Bir umut 'mortgage'
Toplum olarak değişikliklere alışmamız lazım.
Bunlardan bir kısmı biz hukukçuları yoruyor. Söylemek istediğim yeni yasalar.
Yeniden öğrenci olduk, çalış babam çalış. Ben kendi
hesabıma rahatsızım, değişiklikler biraz zor kabullenilecek cinsten. Ama
bazıları var ki, toplum için ümit kapısı. Hangisi mi? Söyleyelim:
Yirmi - otuz yıl taksitle ev sahibi olmak. Hani
adını söyleyebilene aşk olsun diyebileceğim "mortgage" sistemi. Yasası
hazırlanıyor.
Kim ev sahibi olmak istemez ki?
Bu sistem yerleşirse yeni konutlar yapılacak. Yeni
konut yapmak demek yeni iş sahası demek, yeni konut yapmak konut açığını
kapamak, konut arzını artırmak demek, yani kira bedellerinin düşmesi demek.

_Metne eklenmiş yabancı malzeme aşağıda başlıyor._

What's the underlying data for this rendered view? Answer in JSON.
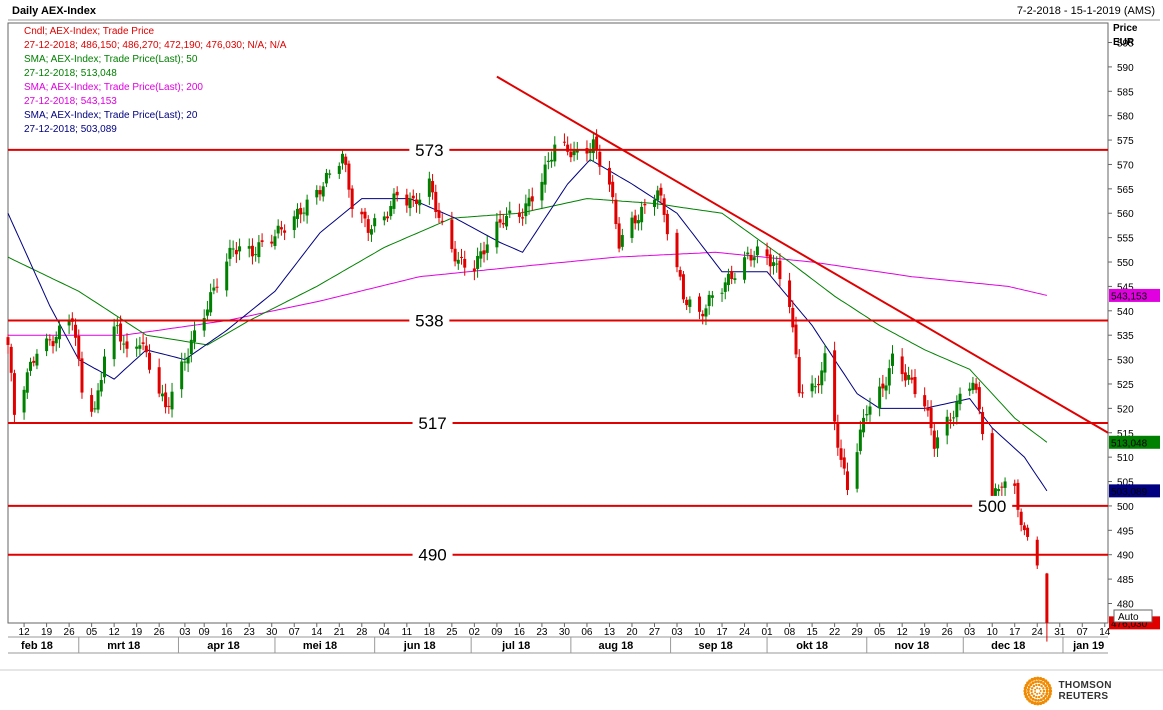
{
  "header": {
    "title": "Daily AEX-Index",
    "date_range": "7-2-2018 - 15-1-2019 (AMS)"
  },
  "legend": [
    {
      "text": "Cndl; AEX-Index; Trade Price",
      "color": "#e00000"
    },
    {
      "text": "27-12-2018; 486,150; 486,270; 472,190; 476,030; N/A; N/A",
      "color": "#e00000"
    },
    {
      "text": "SMA; AEX-Index; Trade Price(Last);  50",
      "color": "#008000"
    },
    {
      "text": "27-12-2018; 513,048",
      "color": "#008000"
    },
    {
      "text": "SMA; AEX-Index; Trade Price(Last);  200",
      "color": "#e000e0"
    },
    {
      "text": "27-12-2018; 543,153",
      "color": "#e000e0"
    },
    {
      "text": "SMA; AEX-Index; Trade Price(Last);  20",
      "color": "#000080"
    },
    {
      "text": "27-12-2018; 503,089",
      "color": "#000080"
    }
  ],
  "price_axis": {
    "title": "Price",
    "unit": "EUR"
  },
  "brand": "THOMSON REUTERS",
  "colors": {
    "up": "#008000",
    "down": "#e00000",
    "sma20": "#000080",
    "sma50": "#008000",
    "sma200": "#e000e0",
    "lines": "#e00000"
  },
  "chart_data": {
    "type": "candlestick",
    "title": "Daily AEX-Index",
    "ylabel": "Price EUR",
    "ylim": [
      476,
      599
    ],
    "yticks": [
      480,
      485,
      490,
      495,
      500,
      505,
      510,
      515,
      520,
      525,
      530,
      535,
      540,
      545,
      550,
      555,
      560,
      565,
      570,
      575,
      580,
      585,
      590,
      595
    ],
    "x_start": "2018-02-07",
    "x_end": "2019-01-15",
    "day_ticks": [
      {
        "date": "2018-02-12",
        "label": "12"
      },
      {
        "date": "2018-02-19",
        "label": "19"
      },
      {
        "date": "2018-02-26",
        "label": "26"
      },
      {
        "date": "2018-03-05",
        "label": "05"
      },
      {
        "date": "2018-03-12",
        "label": "12"
      },
      {
        "date": "2018-03-19",
        "label": "19"
      },
      {
        "date": "2018-03-26",
        "label": "26"
      },
      {
        "date": "2018-04-03",
        "label": "03"
      },
      {
        "date": "2018-04-09",
        "label": "09"
      },
      {
        "date": "2018-04-16",
        "label": "16"
      },
      {
        "date": "2018-04-23",
        "label": "23"
      },
      {
        "date": "2018-04-30",
        "label": "30"
      },
      {
        "date": "2018-05-07",
        "label": "07"
      },
      {
        "date": "2018-05-14",
        "label": "14"
      },
      {
        "date": "2018-05-21",
        "label": "21"
      },
      {
        "date": "2018-05-28",
        "label": "28"
      },
      {
        "date": "2018-06-04",
        "label": "04"
      },
      {
        "date": "2018-06-11",
        "label": "11"
      },
      {
        "date": "2018-06-18",
        "label": "18"
      },
      {
        "date": "2018-06-25",
        "label": "25"
      },
      {
        "date": "2018-07-02",
        "label": "02"
      },
      {
        "date": "2018-07-09",
        "label": "09"
      },
      {
        "date": "2018-07-16",
        "label": "16"
      },
      {
        "date": "2018-07-23",
        "label": "23"
      },
      {
        "date": "2018-07-30",
        "label": "30"
      },
      {
        "date": "2018-08-06",
        "label": "06"
      },
      {
        "date": "2018-08-13",
        "label": "13"
      },
      {
        "date": "2018-08-20",
        "label": "20"
      },
      {
        "date": "2018-08-27",
        "label": "27"
      },
      {
        "date": "2018-09-03",
        "label": "03"
      },
      {
        "date": "2018-09-10",
        "label": "10"
      },
      {
        "date": "2018-09-17",
        "label": "17"
      },
      {
        "date": "2018-09-24",
        "label": "24"
      },
      {
        "date": "2018-10-01",
        "label": "01"
      },
      {
        "date": "2018-10-08",
        "label": "08"
      },
      {
        "date": "2018-10-15",
        "label": "15"
      },
      {
        "date": "2018-10-22",
        "label": "22"
      },
      {
        "date": "2018-10-29",
        "label": "29"
      },
      {
        "date": "2018-11-05",
        "label": "05"
      },
      {
        "date": "2018-11-12",
        "label": "12"
      },
      {
        "date": "2018-11-19",
        "label": "19"
      },
      {
        "date": "2018-11-26",
        "label": "26"
      },
      {
        "date": "2018-12-03",
        "label": "03"
      },
      {
        "date": "2018-12-10",
        "label": "10"
      },
      {
        "date": "2018-12-17",
        "label": "17"
      },
      {
        "date": "2018-12-24",
        "label": "24"
      },
      {
        "date": "2018-12-31",
        "label": "31"
      },
      {
        "date": "2019-01-07",
        "label": "07"
      },
      {
        "date": "2019-01-14",
        "label": "14"
      }
    ],
    "month_labels": [
      {
        "date": "2018-02-16",
        "label": "feb 18"
      },
      {
        "date": "2018-03-15",
        "label": "mrt 18"
      },
      {
        "date": "2018-04-15",
        "label": "apr 18"
      },
      {
        "date": "2018-05-15",
        "label": "mei 18"
      },
      {
        "date": "2018-06-15",
        "label": "jun 18"
      },
      {
        "date": "2018-07-15",
        "label": "jul 18"
      },
      {
        "date": "2018-08-15",
        "label": "aug 18"
      },
      {
        "date": "2018-09-15",
        "label": "sep 18"
      },
      {
        "date": "2018-10-15",
        "label": "okt 18"
      },
      {
        "date": "2018-11-15",
        "label": "nov 18"
      },
      {
        "date": "2018-12-15",
        "label": "dec 18"
      },
      {
        "date": "2019-01-09",
        "label": "jan 19"
      }
    ],
    "month_starts": [
      "2018-03-01",
      "2018-04-01",
      "2018-05-01",
      "2018-06-01",
      "2018-07-01",
      "2018-08-01",
      "2018-09-01",
      "2018-10-01",
      "2018-11-01",
      "2018-12-01",
      "2019-01-01"
    ],
    "candle_anchors": [
      [
        "2018-02-07",
        533
      ],
      [
        "2018-02-09",
        519
      ],
      [
        "2018-02-12",
        525
      ],
      [
        "2018-02-16",
        532
      ],
      [
        "2018-02-21",
        534
      ],
      [
        "2018-02-27",
        539
      ],
      [
        "2018-03-02",
        524
      ],
      [
        "2018-03-06",
        519
      ],
      [
        "2018-03-09",
        531
      ],
      [
        "2018-03-13",
        537
      ],
      [
        "2018-03-16",
        531
      ],
      [
        "2018-03-20",
        534
      ],
      [
        "2018-03-23",
        529
      ],
      [
        "2018-03-28",
        520
      ],
      [
        "2018-04-03",
        530
      ],
      [
        "2018-04-06",
        535
      ],
      [
        "2018-04-10",
        541
      ],
      [
        "2018-04-13",
        546
      ],
      [
        "2018-04-18",
        553
      ],
      [
        "2018-04-24",
        552
      ],
      [
        "2018-04-30",
        555
      ],
      [
        "2018-05-07",
        559
      ],
      [
        "2018-05-14",
        564
      ],
      [
        "2018-05-22",
        572
      ],
      [
        "2018-05-25",
        562
      ],
      [
        "2018-05-30",
        557
      ],
      [
        "2018-06-04",
        559
      ],
      [
        "2018-06-08",
        564
      ],
      [
        "2018-06-13",
        562
      ],
      [
        "2018-06-18",
        566
      ],
      [
        "2018-06-22",
        557
      ],
      [
        "2018-06-27",
        550
      ],
      [
        "2018-07-02",
        549
      ],
      [
        "2018-07-06",
        554
      ],
      [
        "2018-07-11",
        559
      ],
      [
        "2018-07-17",
        560
      ],
      [
        "2018-07-23",
        567
      ],
      [
        "2018-07-27",
        574
      ],
      [
        "2018-07-31",
        573
      ],
      [
        "2018-08-03",
        572
      ],
      [
        "2018-08-08",
        574
      ],
      [
        "2018-08-13",
        566
      ],
      [
        "2018-08-16",
        554
      ],
      [
        "2018-08-20",
        558
      ],
      [
        "2018-08-24",
        561
      ],
      [
        "2018-08-28",
        565
      ],
      [
        "2018-08-31",
        557
      ],
      [
        "2018-09-05",
        543
      ],
      [
        "2018-09-10",
        539
      ],
      [
        "2018-09-14",
        543
      ],
      [
        "2018-09-20",
        547
      ],
      [
        "2018-09-25",
        551
      ],
      [
        "2018-09-28",
        552
      ],
      [
        "2018-10-03",
        550
      ],
      [
        "2018-10-08",
        542
      ],
      [
        "2018-10-11",
        524
      ],
      [
        "2018-10-16",
        524
      ],
      [
        "2018-10-19",
        530
      ],
      [
        "2018-10-24",
        509
      ],
      [
        "2018-10-26",
        504
      ],
      [
        "2018-11-01",
        520
      ],
      [
        "2018-11-06",
        524
      ],
      [
        "2018-11-09",
        530
      ],
      [
        "2018-11-14",
        526
      ],
      [
        "2018-11-19",
        521
      ],
      [
        "2018-11-22",
        513
      ],
      [
        "2018-11-27",
        518
      ],
      [
        "2018-11-30",
        522
      ],
      [
        "2018-12-04",
        526
      ],
      [
        "2018-12-07",
        516
      ],
      [
        "2018-12-10",
        501
      ],
      [
        "2018-12-13",
        505
      ],
      [
        "2018-12-17",
        503
      ],
      [
        "2018-12-20",
        494
      ],
      [
        "2018-12-21",
        493
      ],
      [
        "2018-12-24",
        489
      ],
      [
        "2018-12-27",
        476
      ]
    ],
    "last_candle": {
      "date": "2018-12-27",
      "open": 486.15,
      "high": 486.27,
      "low": 472.19,
      "close": 476.03
    },
    "sma20_anchors": [
      [
        "2018-02-07",
        560
      ],
      [
        "2018-02-20",
        541
      ],
      [
        "2018-03-01",
        530
      ],
      [
        "2018-03-12",
        526
      ],
      [
        "2018-03-22",
        532
      ],
      [
        "2018-04-03",
        530
      ],
      [
        "2018-04-16",
        536
      ],
      [
        "2018-05-01",
        544
      ],
      [
        "2018-05-15",
        556
      ],
      [
        "2018-05-28",
        563
      ],
      [
        "2018-06-12",
        563
      ],
      [
        "2018-06-26",
        559
      ],
      [
        "2018-07-10",
        554
      ],
      [
        "2018-07-17",
        552
      ],
      [
        "2018-07-31",
        566
      ],
      [
        "2018-08-07",
        571
      ],
      [
        "2018-08-20",
        566
      ],
      [
        "2018-09-03",
        560
      ],
      [
        "2018-09-17",
        548
      ],
      [
        "2018-10-01",
        548
      ],
      [
        "2018-10-15",
        537
      ],
      [
        "2018-10-29",
        523
      ],
      [
        "2018-11-05",
        520
      ],
      [
        "2018-11-19",
        520
      ],
      [
        "2018-12-03",
        522
      ],
      [
        "2018-12-10",
        516
      ],
      [
        "2018-12-20",
        510
      ],
      [
        "2018-12-27",
        503.089
      ]
    ],
    "sma50_anchors": [
      [
        "2018-02-07",
        551
      ],
      [
        "2018-03-01",
        544
      ],
      [
        "2018-03-22",
        535
      ],
      [
        "2018-04-10",
        533
      ],
      [
        "2018-04-23",
        538
      ],
      [
        "2018-05-14",
        545
      ],
      [
        "2018-06-04",
        553
      ],
      [
        "2018-06-25",
        559
      ],
      [
        "2018-07-16",
        560
      ],
      [
        "2018-08-06",
        563
      ],
      [
        "2018-08-27",
        562
      ],
      [
        "2018-09-17",
        560
      ],
      [
        "2018-10-08",
        550
      ],
      [
        "2018-10-22",
        543
      ],
      [
        "2018-11-05",
        537
      ],
      [
        "2018-11-19",
        532
      ],
      [
        "2018-12-03",
        528
      ],
      [
        "2018-12-17",
        518
      ],
      [
        "2018-12-27",
        513.048
      ]
    ],
    "sma200_anchors": [
      [
        "2018-02-07",
        535
      ],
      [
        "2018-03-15",
        535
      ],
      [
        "2018-04-16",
        538
      ],
      [
        "2018-05-15",
        542
      ],
      [
        "2018-06-15",
        547
      ],
      [
        "2018-07-15",
        549
      ],
      [
        "2018-08-15",
        551
      ],
      [
        "2018-09-15",
        552
      ],
      [
        "2018-10-15",
        550
      ],
      [
        "2018-11-15",
        547
      ],
      [
        "2018-12-15",
        545
      ],
      [
        "2018-12-27",
        543.153
      ]
    ],
    "horizontal_lines": [
      {
        "value": 573,
        "label": "573",
        "label_date": "2018-06-18"
      },
      {
        "value": 538,
        "label": "538",
        "label_date": "2018-06-18"
      },
      {
        "value": 517,
        "label": "517",
        "label_date": "2018-06-19"
      },
      {
        "value": 500,
        "label": "500",
        "label_date": "2018-12-10",
        "start_date": "2018-02-07"
      },
      {
        "value": 490,
        "label": "490",
        "label_date": "2018-06-19"
      }
    ],
    "trendline": {
      "from": [
        "2018-07-09",
        588
      ],
      "to": [
        "2019-01-15",
        515
      ]
    },
    "price_tags": [
      {
        "value": 543.153,
        "label": "543,153",
        "color": "#e000e0"
      },
      {
        "value": 513.048,
        "label": "513,048",
        "color": "#008000"
      },
      {
        "value": 503.089,
        "label": "503,089",
        "color": "#000080"
      },
      {
        "value": 476.03,
        "label": "476,030",
        "color": "#e00000"
      }
    ],
    "auto_label": "Auto"
  }
}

Üstelik kira öder gibi ödeyip bir süre sonra bu yerin sahibi olmak demek. Bizim
şehirlerimizin kanser hastalığı olan plansız, projesiz yapıya "son" demek.
Şimdi buraya gelmişken bir iki saniye duralım.
Bu sistemde mutlaka yeni yapılacak binalar alınıp
satılacak değil, eski binalar da alınıp satılabilecek. İyi güzel de, İstanbul'u
düşünüyorum, sokağa çıkıp etrafa baktığımızda gördüğümüz binaların (bana göre)
yüzde 95'i proje dışı. Ancak bu sistemde kredi alabilmek için satışa konu olacak
binalar, projesine uygun ve ruhsatlı binalar olmak zorunda. Öyleyse İstanbul'da
mevcut binaların bu sisteme girebilme oranı yüzde 5. Bu halde satış bedelinin ne
olacağını kestirmek mümkün değil.
Peki ülkemizde ortalama aylık gelir ne? Asgari
ücretin 440.000.000 TL civarında olduğu, bundan da birtakım kesintiler yapıldığı
düşünülürse, bu vatandaş hangi parayla taksit öder?
Umutları yıkmak için bunları anlatmıyorum. Sistemi
kurarken gerçekçi olmak, bu işe bel bağlamış vatandaşın hayallerini yıkmamak,
ülke gerçeğini düşünmek lazım. Sistem dünyada işliyor, umarım bizde de işler.